I did. Didn’t do anything. I also tried resetting the settings. That didn’t work. I recursively grepped all the files in the Brave directory for “zaful”, and with the exception of the history and cache, this was the only file that had any reference to that site. Clearing the history and cache didn’t fix it. The only thing that made this stop was to delete those entries in the Preferences file.

Just testing the string, doesn’t seem to be valid json.

The “” seems to be incorrect for a start

Tested via https://jsonlint.com/

This string is a slice out of valid json. I just copied from the Preferences file json and pasted here. I think you’d have to take the daily_metrics section and paste it into the web_apps section in your Preferences file json.

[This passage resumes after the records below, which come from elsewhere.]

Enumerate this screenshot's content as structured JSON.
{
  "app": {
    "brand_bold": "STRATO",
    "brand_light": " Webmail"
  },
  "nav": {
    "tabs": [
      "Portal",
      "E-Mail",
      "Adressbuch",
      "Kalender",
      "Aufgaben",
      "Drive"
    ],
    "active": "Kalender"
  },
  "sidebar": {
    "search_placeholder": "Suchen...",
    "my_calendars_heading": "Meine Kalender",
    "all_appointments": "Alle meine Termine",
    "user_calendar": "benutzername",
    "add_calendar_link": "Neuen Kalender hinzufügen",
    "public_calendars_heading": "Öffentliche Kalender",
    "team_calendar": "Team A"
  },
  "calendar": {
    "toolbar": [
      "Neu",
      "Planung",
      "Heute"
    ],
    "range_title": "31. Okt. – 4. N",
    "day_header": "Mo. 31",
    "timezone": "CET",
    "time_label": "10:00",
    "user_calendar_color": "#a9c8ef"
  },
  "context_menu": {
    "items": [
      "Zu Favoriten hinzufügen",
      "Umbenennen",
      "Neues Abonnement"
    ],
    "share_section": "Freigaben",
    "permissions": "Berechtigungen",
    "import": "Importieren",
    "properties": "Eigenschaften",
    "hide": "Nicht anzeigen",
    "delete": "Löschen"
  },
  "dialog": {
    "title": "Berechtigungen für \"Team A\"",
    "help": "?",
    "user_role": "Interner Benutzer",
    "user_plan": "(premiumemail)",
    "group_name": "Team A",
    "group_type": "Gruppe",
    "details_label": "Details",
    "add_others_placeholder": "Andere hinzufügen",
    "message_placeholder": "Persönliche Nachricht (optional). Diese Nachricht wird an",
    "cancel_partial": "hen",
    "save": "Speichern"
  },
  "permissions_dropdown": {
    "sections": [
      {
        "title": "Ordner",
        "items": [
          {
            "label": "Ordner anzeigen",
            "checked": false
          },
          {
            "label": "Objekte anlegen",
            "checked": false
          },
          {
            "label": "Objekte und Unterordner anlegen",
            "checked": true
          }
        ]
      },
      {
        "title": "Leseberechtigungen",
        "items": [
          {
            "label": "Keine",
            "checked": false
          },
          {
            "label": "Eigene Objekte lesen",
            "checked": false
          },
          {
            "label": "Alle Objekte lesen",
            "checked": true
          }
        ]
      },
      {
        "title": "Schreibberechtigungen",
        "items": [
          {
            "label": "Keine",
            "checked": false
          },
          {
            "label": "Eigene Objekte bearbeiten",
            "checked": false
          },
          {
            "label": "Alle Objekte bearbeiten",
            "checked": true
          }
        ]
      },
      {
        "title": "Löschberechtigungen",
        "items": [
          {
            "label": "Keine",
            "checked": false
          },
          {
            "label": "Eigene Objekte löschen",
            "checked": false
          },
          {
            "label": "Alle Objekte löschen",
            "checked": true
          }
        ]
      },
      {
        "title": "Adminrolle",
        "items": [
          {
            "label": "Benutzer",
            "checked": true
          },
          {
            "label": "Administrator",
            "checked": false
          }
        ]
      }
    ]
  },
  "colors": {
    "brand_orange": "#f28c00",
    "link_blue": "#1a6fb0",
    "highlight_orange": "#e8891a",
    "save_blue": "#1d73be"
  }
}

If you have an existing daily_metrics section, you might be able to just copy the zaful entry and add it in.

I have a saved copy of the bad Preferences file. I’ll tried uploading a sanitized copy (which I verified IS valid json), but this system says I cannot upload files because I’m a new user. I don’t know how I am supposed to get it to you.

Here’s a Dropbox link to the file. https://www.dropbox.com/s/icc2b8767c00zbx/Preferences.sanitized.txt?dl=0

Where is this file located in Windows 10? I’d like to check mine too.

I’m not really sure as I’m not a Windows 10 user. I found this:

You can try looking in the hidden AppData folder under the user’s home directory. You’d probably have to use a cmd prompt to get there since it is hidden.

Maybe someone else can help with this?